До четырех часов дня штурмовали фашисты небольшую группу чапаевцев. Невредимыми остались двое, но никто из раненых не покинул своего рубежа.

Во время пятой атаки в третий раз был ранен сержант Войтенко. Силы оставили его. Он часто терял сознание. Но даже в таком состоянии запретил отрывать людей для эвакуации его в тыл. [260]

Наконец враг бросил против горстки чапаевцев двенадцать «юнкерсов» — и камни превратились в пыль.

Но когда фашисты поднялись в атаку, их встретили огнем оставшиеся в живых стрелок Яровенко и пулеметчик Филатов.

Несколько чапаевцев уничтожили семьдесят пять фашистов.

…Восемнадцатый день длится штурм. В среднем за сутки немцы продвигались на главном направлении на сто пятьдесят метров. Быть может, эта цифра говорит о стойкости севастопольцев больше, чем многое другое.

Командующий Севастопольским оборонительным районом вице-адмирал Ф. С. Октябрьский принял решение отвести части второго и третьего секторов ближе к городу. Решение было своевременным. Опоздай на сутки — и пути отхода были бы отрезаны.

Для частей Чапаевской дивизии сложилась опасная обстановка. Противник предпринял попытку окружить и уничтожить нас. Сорвали замысел врага части второго сектора своим сопротивлением на рубеже Федюхиных высот. Фашисты вынуждены были перейти к планомерному наступлению с фронта.

Во второй половине дня 25 июня две пехотные дивизии при поддержке танков, после продолжительного артобстрела и бомбежки, стали продвигаться вперед по южному склону Мартыновского оврага к Инкерманским высотам. Одновременно враг наступал в направлении Новых Шулей и Сахарной головки.

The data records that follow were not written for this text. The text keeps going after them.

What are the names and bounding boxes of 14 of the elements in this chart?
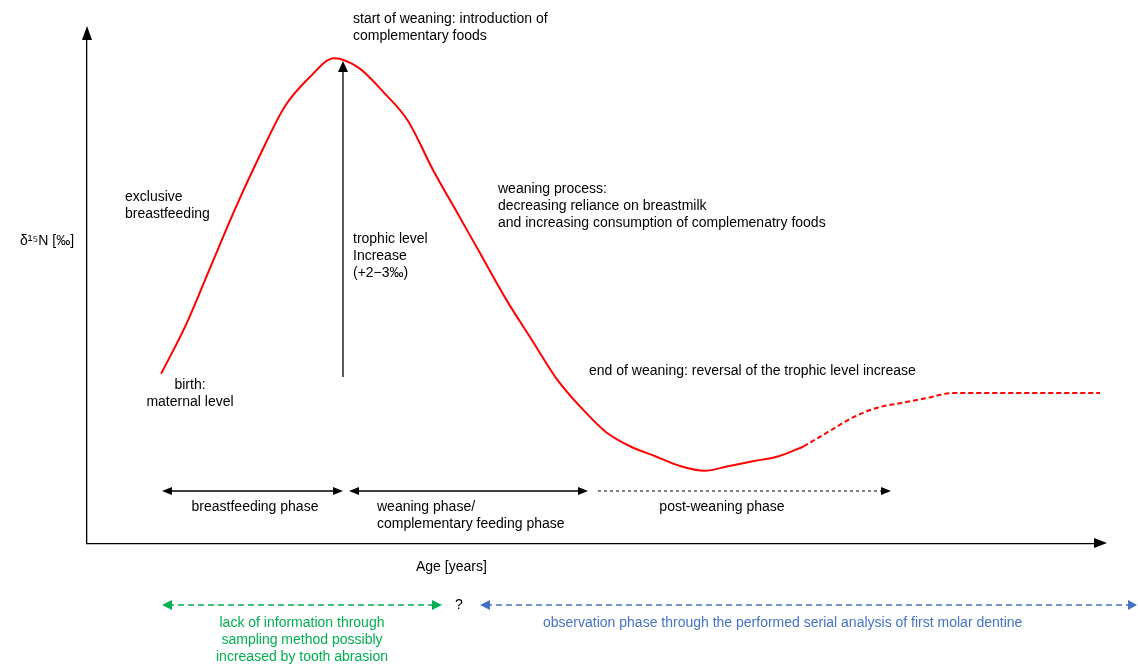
- text: observation phase through the performed serial analysis of first molar dentine: [543, 614, 1023, 631]
- annotation: weaning phase/ complementary feeding phase: [377, 498, 565, 532]
- text: start of weaning: introduction of complementary foods: [353, 10, 548, 44]
- text: ?: [455, 596, 463, 613]
- annotation: birth: maternal level: [146, 376, 234, 410]
- annotation: end of weaning: reversal of the trophic level increase: [589, 362, 916, 379]
- annotation: breastfeeding phase: [191, 498, 319, 515]
- y-axis-title: δ¹⁵N [‰]: [20, 232, 75, 249]
- annotation: trophic level Increase (+2−3‰): [353, 230, 428, 281]
- x-axis-title: Age [years]: [416, 558, 487, 575]
- annotation: exclusive breastfeeding: [125, 188, 210, 222]
- annotation: post-weaning phase: [659, 498, 785, 515]
- text: lack of information through sampling method possibly increased by tooth abrasion: [216, 614, 388, 665]
- annotation: weaning process: decreasing reliance on breastmilk and increasing consumption of complemenatry foods: [498, 180, 826, 231]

Тяжелые, кровопролитные бои шли всю ночь и день 26 июня. Врагу удалось потеснить только наше боевое охранение, закрепившееся на южных склонах Мартыновского оврага. В этих боях была разгромлена 132-я пехотная дивизия немцев, остатки которой, по показаниям пленных, были выведены в Камышлы для переформирования.

Перегруппировав свои силы, противник снова предпринял наступление в направлении высоты 113,7, примерно в километре от устья Мартыновского оврага, в верховьях которого занимал оборону 3-й полк морской пехоты (по численности штыков он был тогда немногим больше батальона).

С командиром полка С. Р. Гусаровым слежу за [261] ходом событий с его наблюдательного пункта. Против остатков первого батальона, насчитывающего около ста сорока человек, накапливается более батальона вражеской пехоты, которая начинает движение между двумя отрогами Мартыновского оврага.

Мелькая между кустарниками, немцы быстро пересекают открытое место и скрываются в лощине. Ведут огонь вражеская артиллерия и минометы, строчат пулеметы, в воздухе носятся десятки самолетов.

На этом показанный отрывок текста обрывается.